What makes the co-called Holocaust so notable is that—at least according to the "official viewpoint"—it was an attempt to wipe out one of the past racio-ethnic-religious groups that had miraculously survived from the era of extinct racio-ethnic-religious groups. Again according to the "official viewpoint" (the details of which I don't want to discuss here), it was the last big attempt to wipe out a racio-ethnic-religious group before the present moral consensus was established.

For these two reasons, at least, the Holocaust stands out in our modern culture as being "a bit special." Another reason, of course, is because it was a particularly powerful group that was targeted.

Early unsuccessful attempt at White genocide.
But the Holocaust is a distorting emotional fog that stops us seeing the big picture. The real reason that "genocide" is considered so naughty is simply because we live in a rare bubble of human history where there are enough resources for most groups, especially the powerful groups. In fact there are too many resources!

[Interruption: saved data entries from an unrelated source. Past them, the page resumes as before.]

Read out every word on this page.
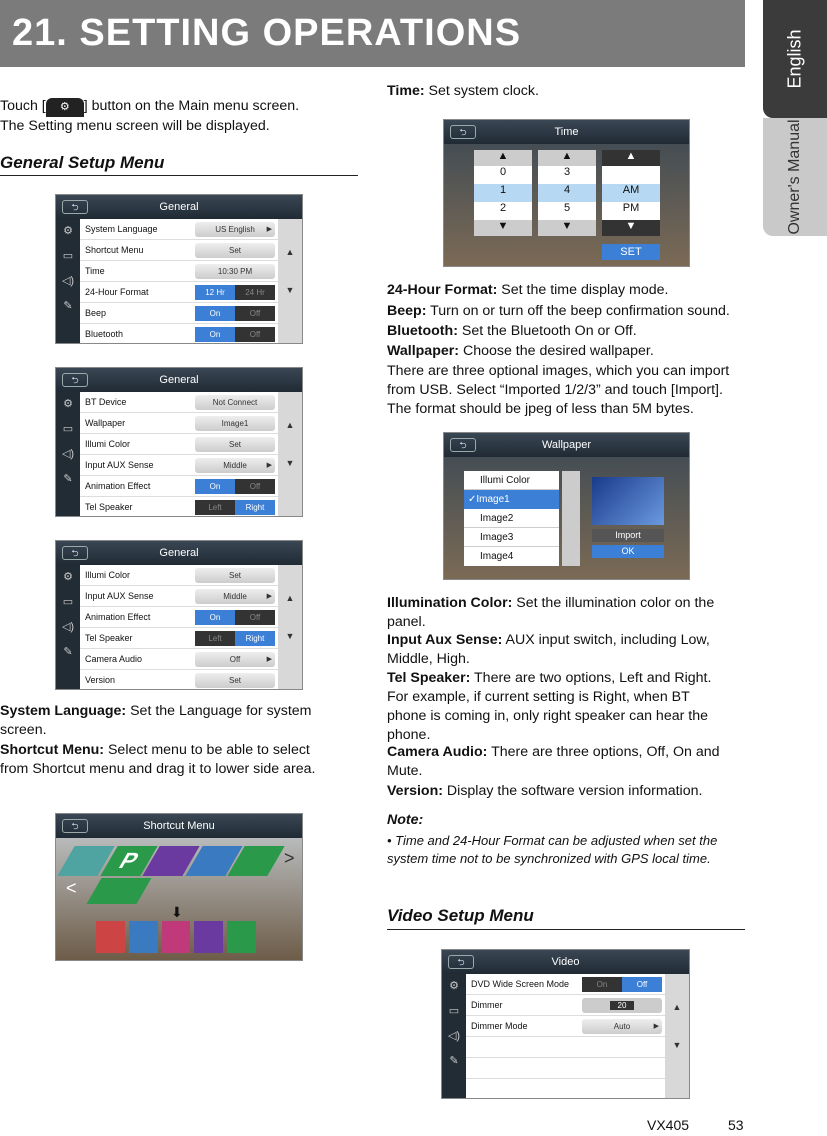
21. SETTING OPERATIONS	English
Owner's Manual
Touch [ ⚙ ] button on the Main menu screen.
The Setting menu screen will be displayed.
General Setup Menu
⮌	General
⚙
▭
◁)
✎
System Language	US English ▶
Shortcut Menu	Set
Time	10:30 PM
24-Hour Format	12 Hr	24 Hr
Beep	On	Off
Bluetooth	On	Off
▲
▼
⮌	General
⚙
▭
◁)
✎
BT Device	Not Connect
Wallpaper	Image1
Illumi Color	Set
Input AUX Sense	Middle ▶
Animation Effect	On	Off
Tel Speaker	Left	Right
▲
▼
⮌	General
⚙
▭
◁)
✎
Illumi Color	Set
Input AUX Sense	Middle ▶
Animation Effect	On	Off
Tel Speaker	Left	Right
Camera Audio	Off ▶
Version	Set
▲
▼
System Language: Set the Language for system screen.
Shortcut Menu: Select menu to be able to select from Shortcut menu and drag it to lower side area.
⮌	Shortcut Menu
P	>
<
⬇
Time: Set system clock.
⮌	Time
▲
0
1
2
▼
▲
3
4
5
▼
▲
AM
PM
▼
SET
24-Hour Format: Set the time display mode.
Beep: Turn on or turn off the beep confirmation sound.
Bluetooth: Set the Bluetooth On or Off.
Wallpaper: Choose the desired wallpaper.
There are three optional images, which you can import from USB. Select “Imported 1/2/3” and touch [Import]. The format should be jpeg of less than 5M bytes.
⮌	Wallpaper
Illumi Color
✓Image1
Image2
Image3
Image4
Import
OK
Illumination Color: Set the illumination color on the panel.
Input Aux Sense: AUX input switch, including Low, Middle, High.
Tel Speaker: There are two options, Left and Right. For example, if current setting is Right, when BT phone is coming in, only right speaker can hear the phone.
Camera Audio: There are three options, Off, On and Mute.
Version: Display the software version information.
Note:
• Time and 24-Hour Format can be adjusted when set the system time not to be synchronized with GPS local time.
Video Setup Menu
⮌	Video
⚙
▭
◁)
✎
DVD Wide Screen Mode	On	Off
Dimmer	20
Dimmer Mode	Auto ▶
▲
▼
VX405	53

It is therefore an absolute certainty that if there weren't resources for all these powerful groups, then we would see "genocide" suddenly creeping back into the window of acceptability.

In those parts of the World where resources remain tight or are getting tighter—as in modern day South Africa, which is gradually being dragged down by corruption and overpopulation, or parts of the Middle East—then the acceptability of "genocide" is much higher than it is in the affluent West.

In short, the luxury of deploring genocide is the privilege of comfortable Western countries and their followers and hangers-on. Having spent the last 200 years destroying our own attempt at establishing universal moral constants, we can be sure that when conditions change again the temporary moral positions we hold today will flow through our fingers like dust.